In my case I preferred to configure everything on my own. It takes more time upfront, but in return I get more control and customization, a leaner setup, and noticeably better performance - at the cost of having fewer features than a fully loaded distribution. Whatever is in my config is there because I put it there, which makes it much easier to reason about (and easier for AI to reason about, when I ask it to help).

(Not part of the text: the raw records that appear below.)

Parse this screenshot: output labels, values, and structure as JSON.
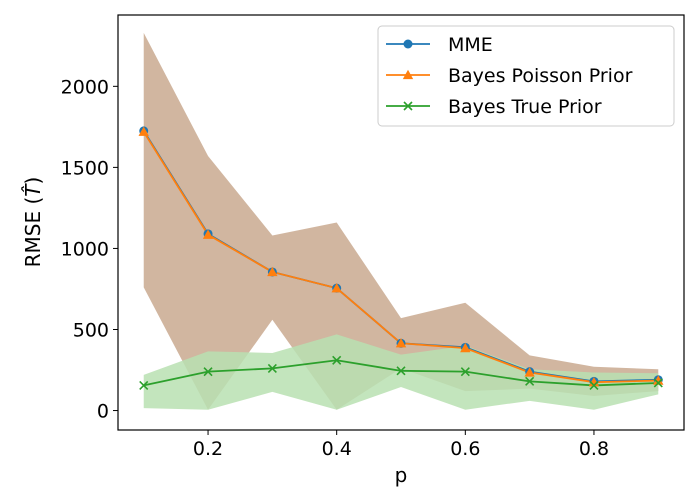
{
  "chart_data": {
    "type": "line",
    "xlabel": "p",
    "ylabel": "RMSE (",
    "ylabel_math": "T̂",
    "ylabel_close": ")",
    "xlim": [
      0.06,
      0.94
    ],
    "ylim": [
      -120,
      2440
    ],
    "xticks": [
      0.2,
      0.4,
      0.6,
      0.8
    ],
    "xtick_labels": [
      "0.2",
      "0.4",
      "0.6",
      "0.8"
    ],
    "yticks": [
      0,
      500,
      1000,
      1500,
      2000
    ],
    "ytick_labels": [
      "0",
      "500",
      "1000",
      "1500",
      "2000"
    ],
    "x": [
      0.1,
      0.2,
      0.3,
      0.4,
      0.5,
      0.6,
      0.7,
      0.8,
      0.9
    ],
    "series": [
      {
        "name": "MME",
        "values": [
          1725,
          1090,
          855,
          755,
          415,
          390,
          240,
          180,
          190
        ],
        "color": "#1f77b4",
        "marker": "circle"
      },
      {
        "name": "Bayes Poisson Prior",
        "values": [
          1720,
          1085,
          855,
          755,
          415,
          385,
          235,
          175,
          185
        ],
        "color": "#ff7f0e",
        "marker": "triangle"
      },
      {
        "name": "Bayes True Prior",
        "values": [
          155,
          240,
          260,
          310,
          245,
          240,
          180,
          155,
          170
        ],
        "color": "#2ca02c",
        "marker": "x"
      }
    ],
    "bands": [
      {
        "series": "Bayes Poisson Prior",
        "lower": [
          760,
          5,
          560,
          5,
          260,
          120,
          135,
          90,
          120
        ],
        "upper": [
          2330,
          1570,
          1080,
          1160,
          570,
          665,
          340,
          270,
          255
        ],
        "color": "#c9a98f"
      },
      {
        "series": "Bayes True Prior",
        "lower": [
          15,
          5,
          115,
          5,
          145,
          5,
          60,
          5,
          100
        ],
        "upper": [
          220,
          365,
          355,
          470,
          345,
          400,
          255,
          235,
          230
        ],
        "color": "#b8e0b1"
      }
    ],
    "legend_position": "top-right",
    "grid": false
  }
}
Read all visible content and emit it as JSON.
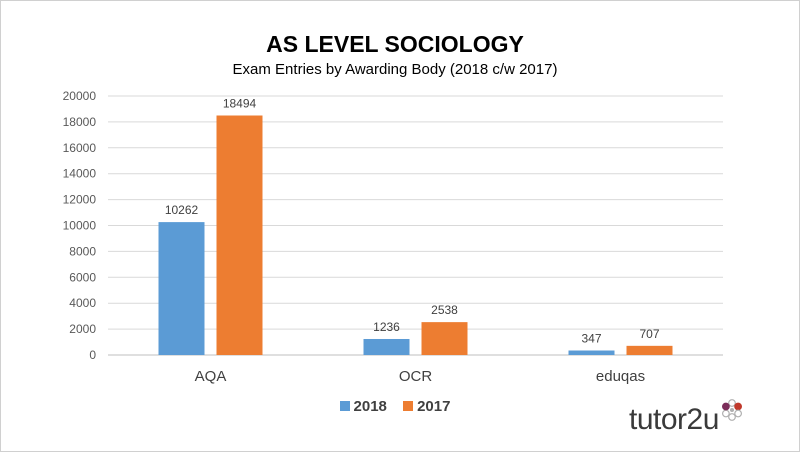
{
  "chart_data": {
    "type": "bar",
    "title": "AS LEVEL SOCIOLOGY",
    "subtitle": "Exam Entries by Awarding Body (2018 c/w 2017)",
    "categories": [
      "AQA",
      "OCR",
      "eduqas"
    ],
    "series": [
      {
        "name": "2018",
        "values": [
          10262,
          1236,
          347
        ],
        "color": "#5b9bd5"
      },
      {
        "name": "2017",
        "values": [
          18494,
          2538,
          707
        ],
        "color": "#ed7d31"
      }
    ],
    "ylim": [
      0,
      20000
    ],
    "yticks": [
      0,
      2000,
      4000,
      6000,
      8000,
      10000,
      12000,
      14000,
      16000,
      18000,
      20000
    ],
    "grid": true,
    "legend_position": "bottom",
    "xlabel": "",
    "ylabel": ""
  },
  "branding": {
    "logo_text": "tutor2u",
    "logo_icon": "flower-icon"
  }
}
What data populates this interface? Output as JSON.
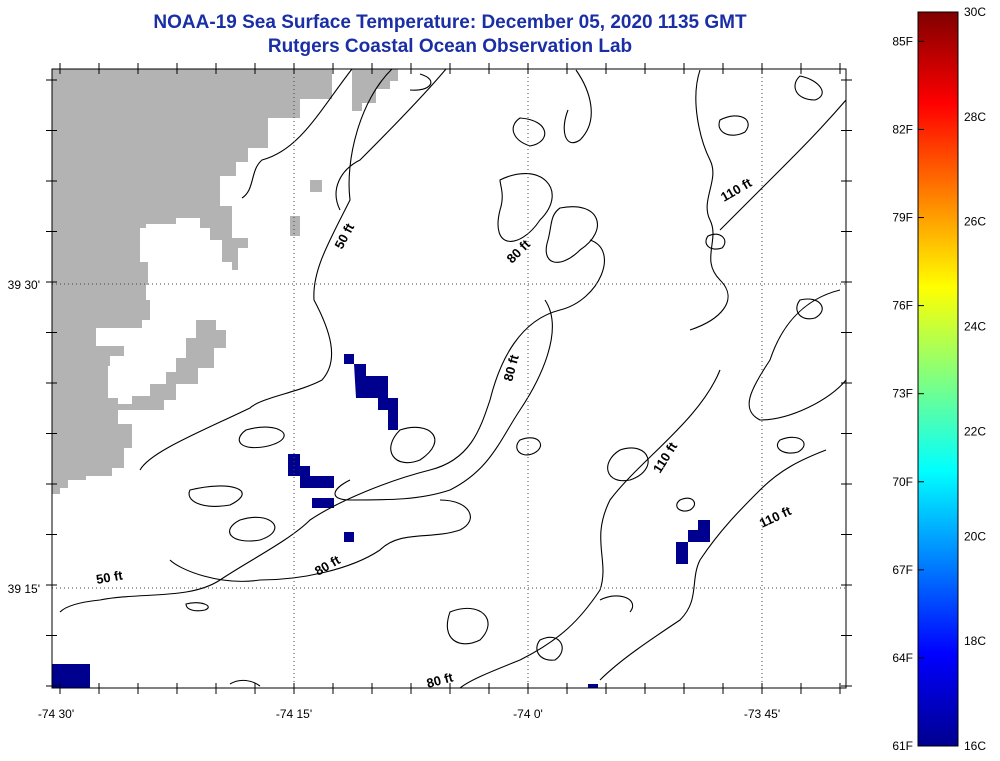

One thing worth being honest about: I don't really use the things Vim and
Neovim are famous for - macros, advanced motions, the whole modal-editing deep
end. I use Neovim in a way that's pretty close to how I'd use a GUI editor
like Visual Studio Code: open a file, jump around with a fuzzy finder, edit,
save. The terminal-native nature and the plugin ecosystem are what I'm really
after.
If you want to see the full configuration, it lives in my env-setup
repository:
nvim-init.lua.
Below I only highlight the plugins that turn Neovim into something close to a
full IDE.
The plugins that matter
I only list the ones I consider most important here. There are a few smaller
helpers in my config that I won't cover - if you're curious, they're all visible
in the init.lua linked above.
Language intelligence
- coc.nvim - LSP client with a rich extension ecosystem (TypeScript, Deno, Lua, Terraform, Docker, YAML, ESLint, Prettier...). This is what gives me go-to-definition, rename, diagnostics, and code actions.
- nvim-treesitter - proper syntax highlighting and indentation across 40+ languages.
Navigation and search
- telescope.nvim - fuzzy finder for files, live grep, references, jumplist, and more. The single plugin I'd miss the most.
- nvim-tree.lua - the file explorer sidebar.
- bookmarks.nvim - persistent bookmarks across sessions, very handy in larger codebases.
Looks
- tokyonight.nvim - the colorscheme.
- lualine.nvim - the status line.
- barbecue.nvim - breadcrumb bar showing current code context.
- indent-blankline.nvim and nvim-colorizer.lua - small visual touches that help when scanning code.

Once everything is configured - Neovim is a great tool for navigating a codebase with focus.
Wrapping up the terminal walkthrough
That closes the loop on the terminal-based setup: emulator and font, tmux for
layout and persistence, AI agents living next to your shell, and Neovim as the
IDE that ties it all together. None of the pieces are exotic on their own - what
makes the workflow powerful is how well they compose. Once your hands stop
leaving the keyboard, going back to a mouse-driven IDE feels like a downgrade.